Hello, how are you, g’day and welcome to you! This post is part of a series I’m working my way through in the month of October, called Swim Your Own Race. If you’d like to start at the beginning (it is a very good place to start, after all) you can do so, right here. I hope you enjoy diving in!
_______
Some of you (maybe three of you…) might remember the days when I was writing With Love, From Here, and here was South Africa. If so, you might remember a post I wrote way back then about my Genesis making an Exodus… when a section of my Bible quite literally came out at the seams. I wrote Thomas Nelson Publishers to tell them about their wonderful Bible I’d loved so dearly and to see if they might be willing to send a new one to a missionary on a tight budget. A new one arrived, halfway round the world, before I could say supercalifragiliciousexpialidocious. And I can say that very quickly.

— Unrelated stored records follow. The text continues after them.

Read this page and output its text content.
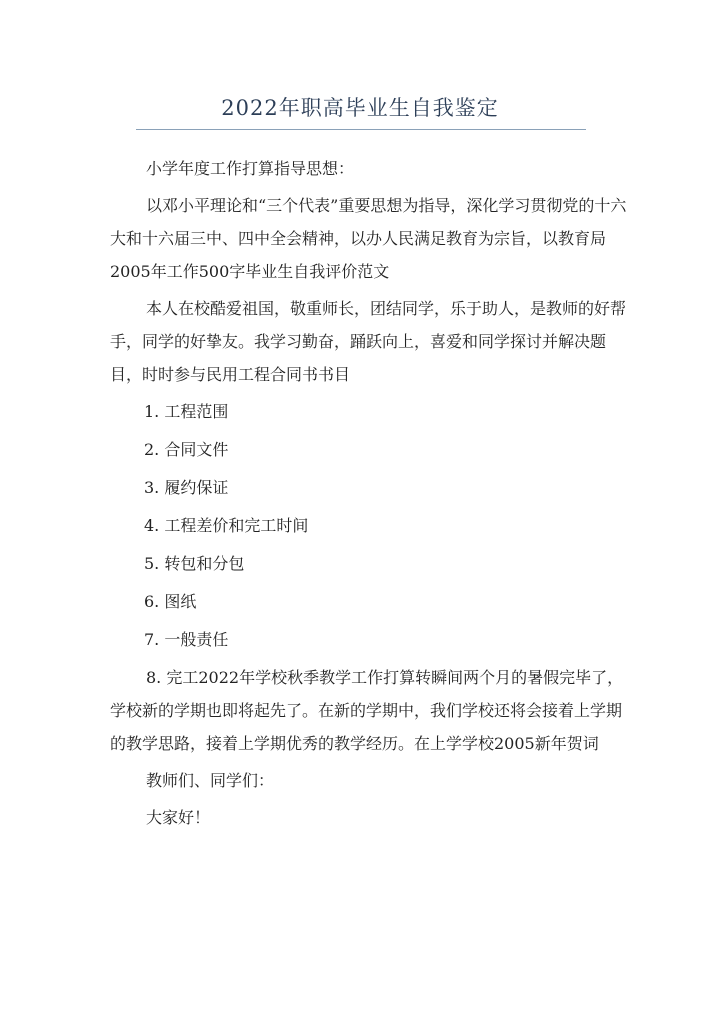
2022年职高毕业生自我鉴定

小学年度工作打算指导思想：

以邓小平理论和“三个代表”重要思想为指导，深化学习贯彻党的十六大和十六届三中、四中全会精神，以办人民满足教育为宗旨，以教育局2005年工作500字毕业生自我评价范文

本人在校酷爱祖国，敬重师长，团结同学，乐于助人，是教师的好帮手，同学的好挚友。我学习勤奋，踊跃向上，喜爱和同学探讨并解决题目，时时参与民用工程合同书书目

1. 工程范围

2. 合同文件

3. 履约保证

4. 工程差价和完工时间

5. 转包和分包

6. 图纸

7. 一般责任

8. 完工2022年学校秋季教学工作打算转瞬间两个月的暑假完毕了，学校新的学期也即将起先了。在新的学期中，我们学校还将会接着上学期的教学思路，接着上学期优秀的教学经历。在上学学校2005新年贺词

教师们、同学们：

大家好！
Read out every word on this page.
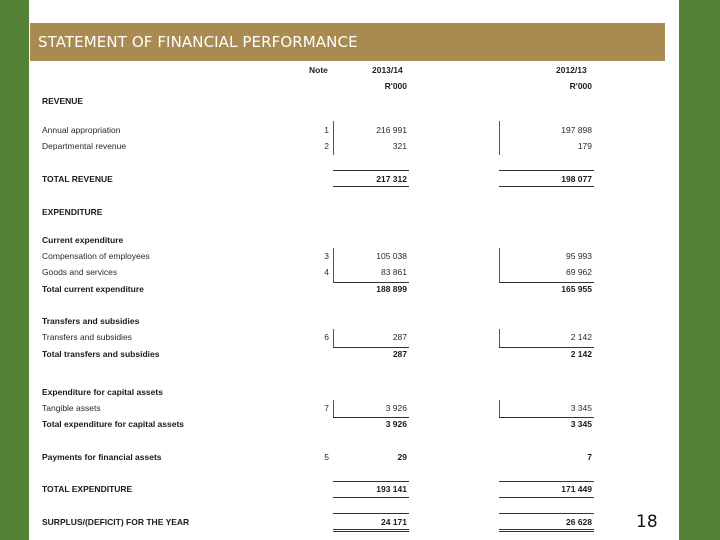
STATEMENT OF FINANCIAL PERFORMANCE
Note	2013/14	2012/13
R'000	R'000
REVENUE
Annual appropriation	1	216 991	197 898
Departmental revenue	2	321	179
TOTAL REVENUE	217 312	198 077
EXPENDITURE
Current expenditure
Compensation of employees	3	105 038	95 993
Goods and services	4	83 861	69 962
Total current expenditure	188 899	165 955
Transfers and subsidies
Transfers and subsidies	6	287	2 142
Total transfers and subsidies	287	2 142
Expenditure for capital assets
Tangible assets	7	3 926	3 345
Total expenditure for capital assets	3 926	3 345
Payments for financial assets	5	29	7
TOTAL EXPENDITURE	193 141	171 449
SURPLUS/(DEFICIT) FOR THE YEAR	24 171	26 628	18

Thanks again, Thomas Nelson… still enjoying the new Women’s Study Bible!
My biggest sorrow in moving on to a new Bible (although I still have the old one) was that I was losing the margins. The New King James Version of the Bible is going to say the same thing, whichever NKJV Bible you pick up. But that first one had loads of glorious space in the margins that I absolutely loved. When I took notes on something in the Scriptures that I wanted to remember to go back to, I had a little system to indicate which journal the notes were in, and the date, so that I’d be able to go back to find them. I had loads of thoughts and revelations and connections between Scriptures jotted right there in those big, wide margins. I loved coming across a Scripture that the Lord had led me to before, and remembering His faithfulness at that point in my life, giving thanks for what He had done again.
Those big, wide margins were like a blank slate, inviting me to dive in and make the Word my own.
In some ways, life is like those margins. Some of the best things happen in the spaces where we’re not crammed into doing and going and and and… we’re just being.
Some of the most precious moments I’ve had with my children have happened in the margins, when I slowed down and remembered that Life is Not an Emergency and made room.
The margins are often what people who love to create crave — a space to explore something new, to soak in the creativity of others as a spark to inspire their own, or to learn and practice and improve their craft.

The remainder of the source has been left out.